As well as exercising your arms, Sport mode also further provokes the engine, allowing more boost and slightly more top-end torque. Think is, I can't quite understand why there would be a time that you'd want less torque. It's not as if the engine is so powerful that it has to be reined in for your safety. How about make it Sports mode permanently, but without the stiff steering that just feels like the hydraulic pump's knackered.
And finally, no out and out sporting car would be complete without being intolerably noisy inside, and here is the 500s crowning glory. The Abarth should never, ever be taken on motorways after a heavy night out, it will lead to anger and migraines. The exhaust note is entertainingly flatulent enough to have some novelty, but it is soon joined by an equal volume of tyre noise and the resultant cacophony leads to listening to the stereo being a futile endeavour. Worst of all is that, once on the motorway in your noisy, uncomfortable Abarth you say to yourself “aha, now the car can redeem itself with animal levels of power and speed”. And then you feel a tidal wave of disappointment when you realise that it simply isn't as quick as you want it to be.
And that pretty much sums the car up for me. Visually and sonically it shouts clues pointing to a mischievous, highly strung personality, but it just doesn't have the power to carry it off, let alone justify that bone-firm suspension.
To be fair to Fiat my car is the Abarth lite, there are many packages available for many thousands of quid, all building on the foundation this car provides.
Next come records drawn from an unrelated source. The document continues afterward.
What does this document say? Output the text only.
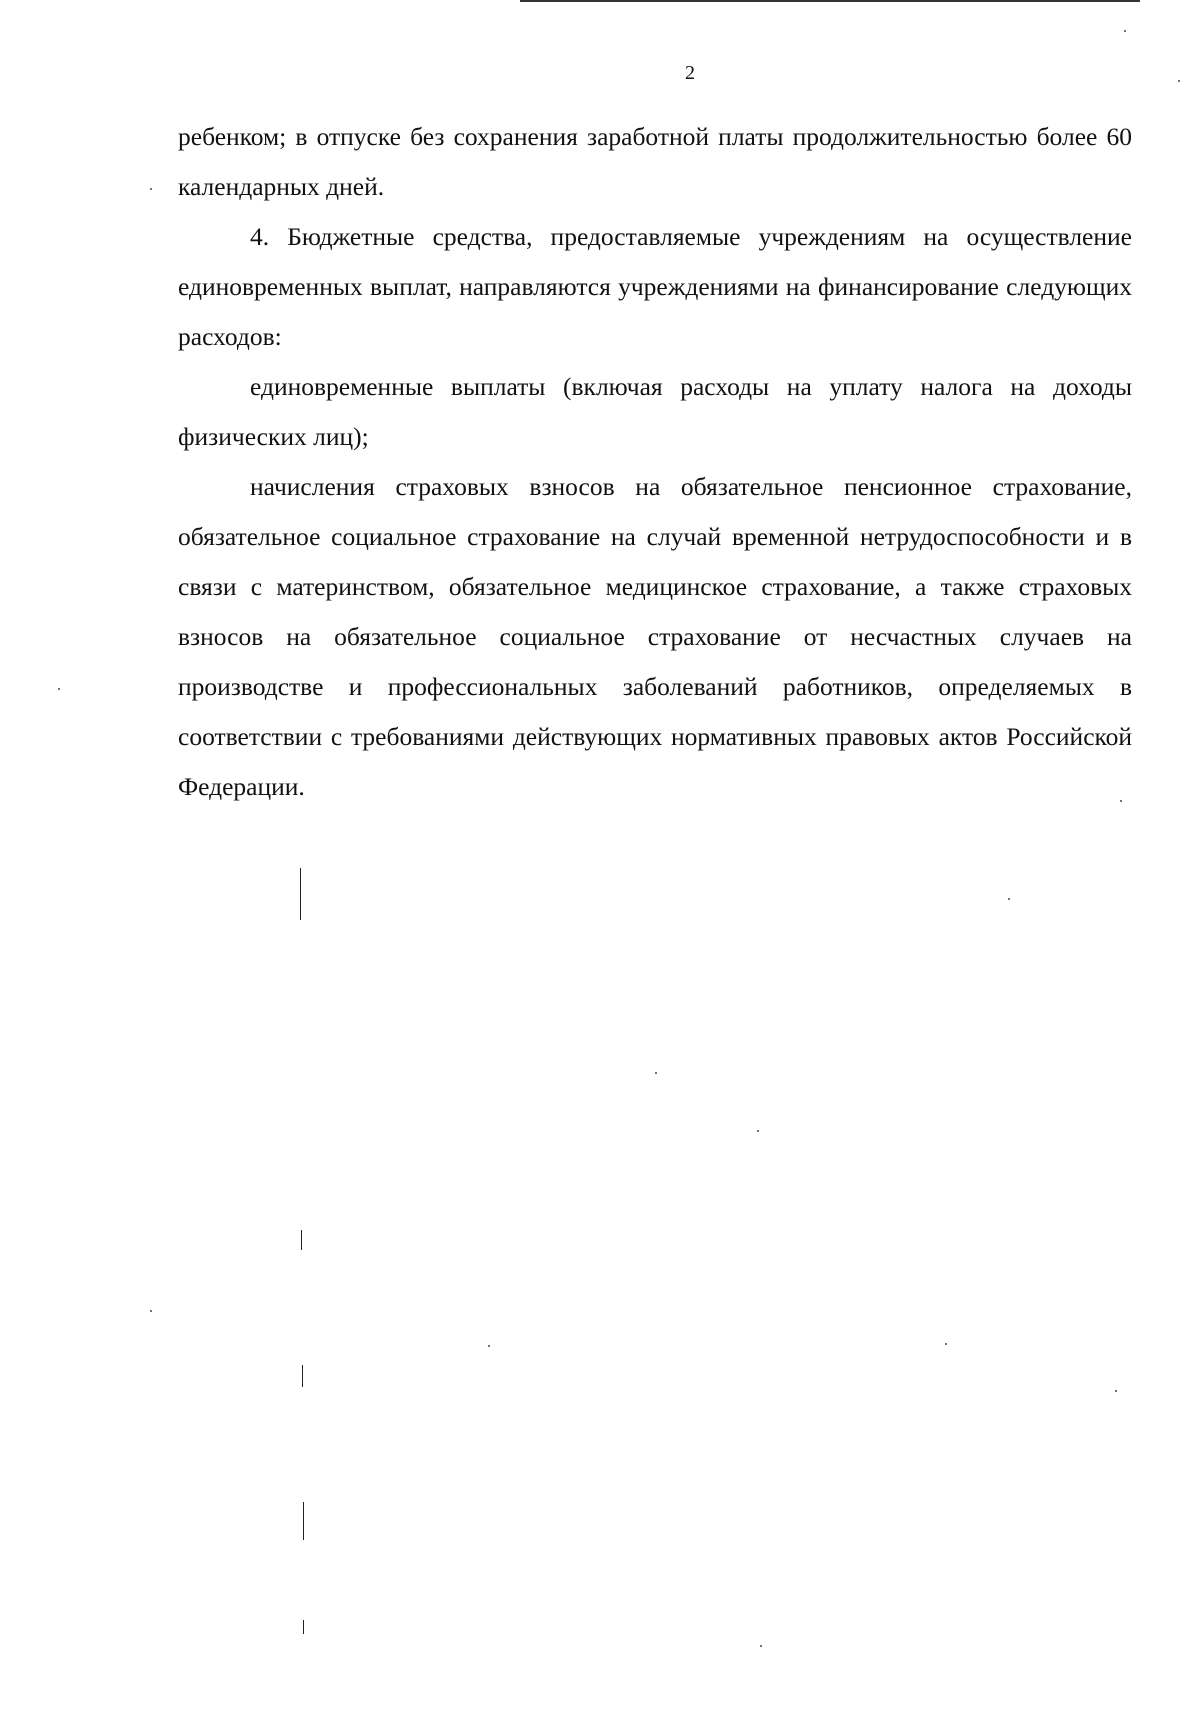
2

ребенком; в отпуске без сохранения заработной платы продолжительностью более 60 календарных дней.

4. Бюджетные средства, предоставляемые учреждениям на осуществление единовременных выплат, направляются учреждениями на финансирование следующих расходов:

единовременные выплаты (включая расходы на уплату налога на доходы физических лиц);

начисления страховых взносов на обязательное пенсионное страхование, обязательное социальное страхование на случай временной нетрудоспособности и в связи с материнством, обязательное медицинское страхование, а также страховых взносов на обязательное социальное страхование от несчастных случаев на производстве и профессиональных заболеваний работников, определяемых в соответствии с требованиями действующих нормативных правовых актов Российской Федерации.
More power, up to 180hp is available, as is, mind-bogglingly, even firmer suspension. What they can't offer me, though, is the 500 I'd want.
My 500 would have the Abarth engine, the base tune will be just fine, but would marry it to the non-sport steering and have some more pliant suspension. It would also have a massive injection of sound deadening to create a quiet environment in which to enjoy the characterful and well-built cabin while travelling at speed. My 500 would then be a quite superb small vehicle for covering distances in. A 500 GT if you will.
I was expecting and hoping for the Abarth to be a properly hardcore car. I was looking for something mental, something unhinged. Instead I got a headache from a car which was far more talk than it was trousers. Earlier I remarked that I would gladly trade a little comfort for some Italian brio, if I must be masochistic I'd love Fiat to give me a little more fun to enjoy with my agony.